1911 Encyclopædia Britannica/Stowell, William Scott, Baron
STOWELL, WILLIAM SCOTT, Baron (1745-1836), English judge and jurist, was born at Heworth, a village about 4 m. from Newcastle, on the 17th of October 1745, the son of a “coalfitter” (or tradesman engaged in the transport of coal). His younger brother John became the famous Lord Chancellor Eldon. Scott was educated at the Newcastle grammar school and Corpus Christi College, Oxford, where he gained a Durham scholarship in 1761. In 1764 he graduated and became first a probationary fellow and then — as successor to William (afterwards the well-known Sir William) Jones — a tutor of University college. As Camden reader of ancient history (1774) he rivalled the reputation of Blackstone. Although he had joined the Middle Temple in 1762, it was not till 1776 that Scott devoted himself to a systematic study of law. In 1779 he graduated as doctor of civil law, and, after the customary “year of silence,” commenced practice in the ecclesiastical courts. His professional success was rapid. In 1783 he became registrar of the court of faculties, and in 1788 judge of the consistory court and advocate-general, in that year too receiving the honour of knighthood; and in 1798 he was made judge of the high court of admiralty. Sir William Scott twice contested the representation of Oxford University — in 1780 without success, but successfully in 1801. He also sat for Downton in 1790. Upon the coronation of George IV. (1821) he was raised to the peerage as Baron Stowell. After a life of distinguished judicial service Lord Stowell retired from the bench from the consistory court in August 1821, and from the high court of admiralty in December 1827. His mental faculties became gradually feebler in his old age, and he died on the 28th of January 1836. Lord Stowell was twice married — in 1781 to Anna Maria, eldest daughter and heiress of John Bagnall of Early Court, Berks., by whom he had four children, one of these, a daughter, survived him; and in 1813 to the dowager marchioness of Sligo.
Lord Stowell's judgments are models alike of literary execution and of judicial reasoning. His style is chaste yet not inornate, nervous without abruptness, and perfectly adjusted in every instance to the subject with which he deals. His decisions in the cases of Dalyrmple v. Dalyrmple (Dr Dodson's Report) and Evans v. Evans (1 Hagg. 35) — from their combined force and grace, from the steadiness with which every collateral issue is set aside, from their subtle insight into human motives and from the light which they cast on marriage law — deserve and will repay attentive perusal. Lord Stowell composed with great care, and some of the MSS. which he revised for Haggard and Phillimore's Reports were full of interlineations. Stowell's mind was judicial rather than forensic — reasoning, not as for a dialectic victory nor so as to convince the parties on whose suit he was deciding, but only with sufficient clearness, fulness and force to justify the decision at which he had arrived.

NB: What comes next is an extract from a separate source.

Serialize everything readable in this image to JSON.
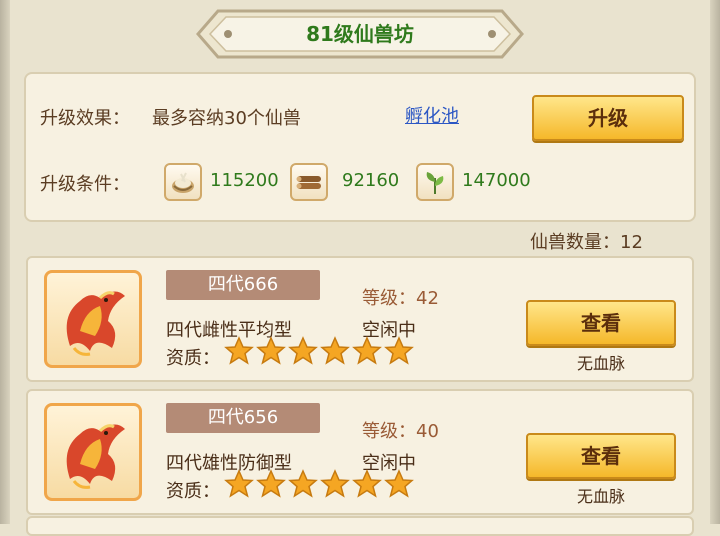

The chief doctrines of international law with the assertion and illustration of which the name of Lord Stowell is identified are these: the perfect equality and entire independence of all states (“Le Louis,” 2 Dod. 243) — a logical deduction from the Austinian philosophy and still one of the fundamental principles of English jurisprudence; that the elementary rules of international law bind even semi-barbarous states (the “Hurtige Hane,” 2 Rob. 325); that blockade to be binding must be effectual (the “Betsey,” 1 Rob. 93); and that contraband of war is to be determined by “probable destination” (the “Jonge Margaretha,” 1 Rob. 189). In the famous Swedish convoy case (the “Maria,” 1 Rob. 350; see, too, the “Recovery,” 6 C. Rob. 348-9) Lord Stowell asserted that “a prize court is a court not merely of the country in which it sits but of the law of nations.” “The seat of judicial authority,” he added, in words which have become classic, “is indeed locally here, in the belligerent country, but the law itself has no locality.” His dictum concerning the right of a belligerent to sink a neutral ship, when unable to take her before a prize court, was much quoted in 1904 in reference to the sinking of the “Knight Commander” by the Russians in the Far East.

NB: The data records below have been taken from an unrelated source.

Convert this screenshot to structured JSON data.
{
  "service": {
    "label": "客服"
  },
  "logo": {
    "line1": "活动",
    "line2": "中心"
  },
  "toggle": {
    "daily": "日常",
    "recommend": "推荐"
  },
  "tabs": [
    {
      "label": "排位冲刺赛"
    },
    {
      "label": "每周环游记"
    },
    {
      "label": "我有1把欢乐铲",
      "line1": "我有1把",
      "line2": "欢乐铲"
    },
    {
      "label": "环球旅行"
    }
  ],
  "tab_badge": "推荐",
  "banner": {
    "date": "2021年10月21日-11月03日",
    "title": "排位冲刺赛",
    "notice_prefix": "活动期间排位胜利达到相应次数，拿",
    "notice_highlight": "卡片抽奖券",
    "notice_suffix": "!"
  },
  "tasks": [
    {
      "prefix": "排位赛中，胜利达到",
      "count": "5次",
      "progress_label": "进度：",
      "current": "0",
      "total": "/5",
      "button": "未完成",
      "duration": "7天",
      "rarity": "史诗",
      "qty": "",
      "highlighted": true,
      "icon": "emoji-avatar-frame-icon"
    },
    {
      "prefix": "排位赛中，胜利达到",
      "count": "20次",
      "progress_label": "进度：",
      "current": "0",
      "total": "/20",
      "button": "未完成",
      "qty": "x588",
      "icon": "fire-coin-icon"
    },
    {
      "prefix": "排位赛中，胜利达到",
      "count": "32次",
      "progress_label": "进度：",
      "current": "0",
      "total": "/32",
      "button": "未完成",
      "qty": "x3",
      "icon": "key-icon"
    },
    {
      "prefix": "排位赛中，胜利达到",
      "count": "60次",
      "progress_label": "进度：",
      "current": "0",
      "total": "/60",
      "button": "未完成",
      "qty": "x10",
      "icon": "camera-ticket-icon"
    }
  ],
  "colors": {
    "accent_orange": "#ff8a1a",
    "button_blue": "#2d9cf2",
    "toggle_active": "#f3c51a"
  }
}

The judgments of Lord Stowell were, almost without exception, confirmed on appeal, and they are to this day the international law of England, and have become presumptive though not conclusive evidence of the international law of America. “I have taken care,” wrote Justice Story, “that they shall form the basis of the maritime law of the United States, and I have no hesitation in saying that they ought to do so in that of every civilized country in the world.”
See Townsend, Lives of Twelve Eminent Judges, vol. ii.; Quarterly Review, vol. Ixxv.; W. E. Surtees, Sketch of Lords Stowell and Eldon; Creasy, First Platform of International Law; Reports of Prize Cases from 1745 to 1859, ed. E. S. Roscoe (2 vols. 1905; contains all the more important of Lord Stowell's judgments).